Петрарка, снова спасаясь от чумы, которая на сей раз посетила Падую, перебрался в Венецию. Едва он ступил на ее мостовую, прозрачную и скользкую, точно из жемчужных раковин, едва вдохнул соленый воздух моря, ее лагун и каналов, едва почувствовал ласку вольного простора, окрыленного тысячью ветрил, как тут же поклялся, что никуда не двинется отсюда, потому что нигде не может быть места прекраснее. "Благороднейший город. Венеция - ныне единственный дом свободы, мира и справедливости, единственное убежище для честных людей, единственная пристань, к которой направляются потрепанные бурей плоты всех тех, кто стремится жить преуспевая и спасается от военных бедствий и тирании, - город, богатый золотом, но еще более богатый славою, великий своими запасами, но еще более великий своими добродетелями, стоящий на мраморе, но также и на более прочном фундаменте гражданского единения..."
Не из замка и не из дворца шли эти письма к папам, королям, дожам и герцогам, в которых Петрарка выступал от имени народов, обреченных на немое послушание. Чем дальше от Милана, тем меньше людей верило, что письма эти рождены в домике на краю города и что их автора можно встретить на улице в толпе прохожих. В Милане все знали поэта в лицо, и никто не проходил мимо, не поклонившись ему. Петрарка любил рассказывать об этом в письмах к друзьям. А друзья, хотя и знали, что он ведет весьма скромный образ жизни, все-таки полагали, что Петрарка очень богат. Полностью развеять эти иллюзии ему не удавалось. Казалось, чем старательнее он убеждал в этом, том меньше ему верили, и за пределами круга самых близких друзей росла в мире легенда о его богатстве и могуществе.
На самом деле ему хватало двух комнат - кабинета и спальни, - обе были столь малы, что в них даже нелегко было повернуться - при любом неосторожном движении можно было за что-то зацепиться, что-то опрокинуть.
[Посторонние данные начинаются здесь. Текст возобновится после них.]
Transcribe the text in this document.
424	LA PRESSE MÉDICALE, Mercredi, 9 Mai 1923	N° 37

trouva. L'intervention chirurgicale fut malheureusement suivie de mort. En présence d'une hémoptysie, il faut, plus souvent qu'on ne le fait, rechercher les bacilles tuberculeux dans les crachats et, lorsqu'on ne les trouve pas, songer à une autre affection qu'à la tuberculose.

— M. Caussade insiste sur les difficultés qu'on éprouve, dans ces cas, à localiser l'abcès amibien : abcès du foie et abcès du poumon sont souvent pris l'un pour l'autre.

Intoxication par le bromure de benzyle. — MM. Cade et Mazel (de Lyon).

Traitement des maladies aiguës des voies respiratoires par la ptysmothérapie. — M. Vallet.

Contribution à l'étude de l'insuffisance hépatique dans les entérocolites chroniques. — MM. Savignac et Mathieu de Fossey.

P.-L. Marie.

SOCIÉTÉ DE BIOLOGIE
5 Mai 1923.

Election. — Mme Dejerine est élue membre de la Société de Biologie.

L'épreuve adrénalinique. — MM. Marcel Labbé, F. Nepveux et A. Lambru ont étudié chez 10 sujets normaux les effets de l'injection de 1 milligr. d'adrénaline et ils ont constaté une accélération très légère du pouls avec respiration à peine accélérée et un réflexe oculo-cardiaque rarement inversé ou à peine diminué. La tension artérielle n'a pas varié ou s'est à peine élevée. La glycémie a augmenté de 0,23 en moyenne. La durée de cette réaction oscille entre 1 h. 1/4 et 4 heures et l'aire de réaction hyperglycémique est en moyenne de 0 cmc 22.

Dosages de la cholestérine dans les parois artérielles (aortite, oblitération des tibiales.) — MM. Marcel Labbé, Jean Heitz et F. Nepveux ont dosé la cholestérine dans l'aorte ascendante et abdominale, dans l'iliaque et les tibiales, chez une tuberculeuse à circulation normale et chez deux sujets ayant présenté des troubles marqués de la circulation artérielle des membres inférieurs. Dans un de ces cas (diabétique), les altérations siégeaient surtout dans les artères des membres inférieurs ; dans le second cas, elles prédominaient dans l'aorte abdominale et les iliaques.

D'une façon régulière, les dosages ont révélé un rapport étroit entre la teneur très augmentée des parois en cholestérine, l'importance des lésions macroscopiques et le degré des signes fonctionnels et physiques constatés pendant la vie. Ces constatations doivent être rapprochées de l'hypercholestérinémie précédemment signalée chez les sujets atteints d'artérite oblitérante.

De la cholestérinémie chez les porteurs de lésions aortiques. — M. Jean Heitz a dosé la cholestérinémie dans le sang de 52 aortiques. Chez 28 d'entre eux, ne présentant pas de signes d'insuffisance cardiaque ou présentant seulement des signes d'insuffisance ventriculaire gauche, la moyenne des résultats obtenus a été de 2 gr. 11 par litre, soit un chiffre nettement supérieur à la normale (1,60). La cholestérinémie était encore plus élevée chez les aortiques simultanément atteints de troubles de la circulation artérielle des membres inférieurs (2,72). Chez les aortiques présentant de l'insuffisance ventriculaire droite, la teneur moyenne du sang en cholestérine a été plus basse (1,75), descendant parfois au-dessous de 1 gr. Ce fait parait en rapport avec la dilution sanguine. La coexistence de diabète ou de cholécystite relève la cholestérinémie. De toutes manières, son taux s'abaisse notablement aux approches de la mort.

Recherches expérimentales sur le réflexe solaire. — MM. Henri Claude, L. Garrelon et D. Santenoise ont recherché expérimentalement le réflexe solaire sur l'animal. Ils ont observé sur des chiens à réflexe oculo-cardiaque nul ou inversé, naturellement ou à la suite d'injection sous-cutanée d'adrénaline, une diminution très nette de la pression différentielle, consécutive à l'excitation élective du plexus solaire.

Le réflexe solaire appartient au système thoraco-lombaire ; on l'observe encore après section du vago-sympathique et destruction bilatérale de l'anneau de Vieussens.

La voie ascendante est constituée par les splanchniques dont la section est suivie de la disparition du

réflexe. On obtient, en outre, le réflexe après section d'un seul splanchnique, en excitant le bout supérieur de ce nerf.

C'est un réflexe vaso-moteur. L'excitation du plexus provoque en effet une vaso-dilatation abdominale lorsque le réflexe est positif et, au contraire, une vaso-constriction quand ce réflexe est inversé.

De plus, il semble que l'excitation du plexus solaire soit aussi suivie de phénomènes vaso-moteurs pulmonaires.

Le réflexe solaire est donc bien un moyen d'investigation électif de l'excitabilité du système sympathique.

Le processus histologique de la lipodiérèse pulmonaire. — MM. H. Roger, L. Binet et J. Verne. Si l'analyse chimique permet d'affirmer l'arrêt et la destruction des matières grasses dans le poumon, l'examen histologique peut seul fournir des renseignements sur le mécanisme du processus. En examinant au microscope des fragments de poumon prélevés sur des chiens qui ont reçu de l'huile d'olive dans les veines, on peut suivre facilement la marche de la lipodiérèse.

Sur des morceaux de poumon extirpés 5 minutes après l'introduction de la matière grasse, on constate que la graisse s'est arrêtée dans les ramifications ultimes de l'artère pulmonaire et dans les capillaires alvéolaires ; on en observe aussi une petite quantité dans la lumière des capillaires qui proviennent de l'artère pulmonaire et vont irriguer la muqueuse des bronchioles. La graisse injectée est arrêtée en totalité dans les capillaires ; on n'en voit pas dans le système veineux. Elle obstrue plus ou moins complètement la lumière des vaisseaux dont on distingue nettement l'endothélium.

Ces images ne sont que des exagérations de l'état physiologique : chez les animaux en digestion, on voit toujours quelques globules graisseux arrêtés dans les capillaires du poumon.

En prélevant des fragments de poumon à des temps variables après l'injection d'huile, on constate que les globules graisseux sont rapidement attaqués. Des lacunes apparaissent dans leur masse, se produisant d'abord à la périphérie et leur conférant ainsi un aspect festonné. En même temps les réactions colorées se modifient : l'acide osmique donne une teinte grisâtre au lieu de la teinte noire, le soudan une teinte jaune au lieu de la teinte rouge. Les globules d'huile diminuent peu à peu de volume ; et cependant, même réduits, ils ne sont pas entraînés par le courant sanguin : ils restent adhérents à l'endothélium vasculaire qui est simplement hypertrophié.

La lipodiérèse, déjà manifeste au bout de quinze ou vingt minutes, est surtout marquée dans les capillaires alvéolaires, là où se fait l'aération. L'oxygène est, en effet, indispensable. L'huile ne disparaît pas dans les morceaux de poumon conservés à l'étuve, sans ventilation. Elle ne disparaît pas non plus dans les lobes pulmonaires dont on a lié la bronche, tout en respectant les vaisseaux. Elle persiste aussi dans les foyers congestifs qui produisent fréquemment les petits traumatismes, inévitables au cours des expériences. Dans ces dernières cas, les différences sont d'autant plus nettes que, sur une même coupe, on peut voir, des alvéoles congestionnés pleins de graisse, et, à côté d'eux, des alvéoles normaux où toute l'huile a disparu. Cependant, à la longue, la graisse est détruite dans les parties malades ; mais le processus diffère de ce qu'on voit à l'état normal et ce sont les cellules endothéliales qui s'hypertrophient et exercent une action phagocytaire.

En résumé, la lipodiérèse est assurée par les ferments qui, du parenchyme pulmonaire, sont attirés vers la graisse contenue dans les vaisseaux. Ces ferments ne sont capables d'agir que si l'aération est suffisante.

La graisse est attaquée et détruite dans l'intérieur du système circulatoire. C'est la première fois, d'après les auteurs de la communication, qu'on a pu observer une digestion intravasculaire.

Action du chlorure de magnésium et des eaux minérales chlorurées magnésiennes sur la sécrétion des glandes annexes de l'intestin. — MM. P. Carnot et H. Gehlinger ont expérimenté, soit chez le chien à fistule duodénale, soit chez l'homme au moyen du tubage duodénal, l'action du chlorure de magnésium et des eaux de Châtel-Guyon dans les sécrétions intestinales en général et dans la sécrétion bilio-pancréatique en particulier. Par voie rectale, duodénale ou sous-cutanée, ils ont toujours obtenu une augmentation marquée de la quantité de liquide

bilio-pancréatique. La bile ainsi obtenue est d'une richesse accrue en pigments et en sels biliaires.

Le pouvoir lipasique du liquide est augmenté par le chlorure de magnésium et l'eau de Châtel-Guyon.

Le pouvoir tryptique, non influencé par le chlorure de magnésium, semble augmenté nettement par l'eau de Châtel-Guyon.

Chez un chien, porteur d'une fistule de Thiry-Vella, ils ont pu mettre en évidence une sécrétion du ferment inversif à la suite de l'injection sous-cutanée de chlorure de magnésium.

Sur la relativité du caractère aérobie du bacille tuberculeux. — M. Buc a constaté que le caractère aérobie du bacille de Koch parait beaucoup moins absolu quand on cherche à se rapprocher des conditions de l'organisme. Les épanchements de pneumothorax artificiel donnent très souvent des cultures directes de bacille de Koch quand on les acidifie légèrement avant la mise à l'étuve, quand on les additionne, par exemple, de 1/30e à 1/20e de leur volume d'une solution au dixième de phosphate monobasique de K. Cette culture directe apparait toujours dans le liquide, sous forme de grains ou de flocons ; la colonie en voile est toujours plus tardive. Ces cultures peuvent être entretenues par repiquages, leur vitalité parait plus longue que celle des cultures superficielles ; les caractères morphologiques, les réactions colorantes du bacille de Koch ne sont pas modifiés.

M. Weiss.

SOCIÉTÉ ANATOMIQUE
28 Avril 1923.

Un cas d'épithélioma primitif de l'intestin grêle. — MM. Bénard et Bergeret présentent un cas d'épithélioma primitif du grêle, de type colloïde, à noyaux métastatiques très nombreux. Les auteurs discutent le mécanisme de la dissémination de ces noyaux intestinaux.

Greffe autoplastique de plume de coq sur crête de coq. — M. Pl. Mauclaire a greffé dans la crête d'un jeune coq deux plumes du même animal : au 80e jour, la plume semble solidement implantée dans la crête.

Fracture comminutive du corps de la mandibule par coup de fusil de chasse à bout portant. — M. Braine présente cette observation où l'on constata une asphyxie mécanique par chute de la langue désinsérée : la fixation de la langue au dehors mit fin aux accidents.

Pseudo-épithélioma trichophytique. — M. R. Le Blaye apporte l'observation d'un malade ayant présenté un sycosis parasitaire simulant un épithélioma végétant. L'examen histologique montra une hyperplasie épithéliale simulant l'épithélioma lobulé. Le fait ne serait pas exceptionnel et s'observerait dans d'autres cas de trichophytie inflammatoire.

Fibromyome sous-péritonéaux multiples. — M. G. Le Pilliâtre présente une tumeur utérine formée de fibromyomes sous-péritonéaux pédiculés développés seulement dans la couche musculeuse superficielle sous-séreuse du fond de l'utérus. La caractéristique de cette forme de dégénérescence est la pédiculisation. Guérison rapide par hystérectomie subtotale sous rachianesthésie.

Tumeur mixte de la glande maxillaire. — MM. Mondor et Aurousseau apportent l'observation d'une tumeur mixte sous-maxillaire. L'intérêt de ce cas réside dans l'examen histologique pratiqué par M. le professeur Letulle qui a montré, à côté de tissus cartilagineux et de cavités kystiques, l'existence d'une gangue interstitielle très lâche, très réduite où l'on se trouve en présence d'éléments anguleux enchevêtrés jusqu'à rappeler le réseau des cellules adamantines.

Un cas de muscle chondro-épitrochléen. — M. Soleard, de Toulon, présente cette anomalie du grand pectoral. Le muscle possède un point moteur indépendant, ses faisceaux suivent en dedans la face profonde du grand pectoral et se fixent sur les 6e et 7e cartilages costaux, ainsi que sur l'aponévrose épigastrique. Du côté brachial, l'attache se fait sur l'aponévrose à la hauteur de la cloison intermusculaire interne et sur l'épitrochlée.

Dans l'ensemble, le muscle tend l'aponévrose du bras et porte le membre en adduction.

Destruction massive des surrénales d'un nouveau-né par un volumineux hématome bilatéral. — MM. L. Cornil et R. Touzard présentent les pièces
Тот самый кодекс Цицерона, который Петрарка собственноручно переписал в Вероне, том увесистый и толстый, упал и ударил его по ноге, а через несколько дней это случилось снова. "За что же ты меня бьешь, Марк?" - жаловался он полушутливо. Только это была не шутка, рана начала гноиться, и ему пришлось лечь в постель.
Для него не было горше муки. Он ненавидел кровать, подушки, одеяло. Ложился поздно вечером и спал мало, словно бы погружаясь во временное небытие. Этот момент он оттягивал как можно дольше, подбадривая себя вечерней прогулкой, призывал на помощь радостные мысли, готов был даже предаться тоске и отчаянию, лишь бы подольше не расставаться с явью. Он хранил ее в пламени свечи, которую не гасил на ночь. Когда сон проходил, он тотчас же вскакивал, даже если была еще ночь. Рассвет всегда заставал его за работой. "Днем и ночью попеременно читаю и пишу, одна работа помогает отдохнуть от другой. У меня нет иных утех, иных радостей в жизни. А работа в руках моих все растет и растет, и я действительно не знаю, как вместить все это в тесные рамки жизни".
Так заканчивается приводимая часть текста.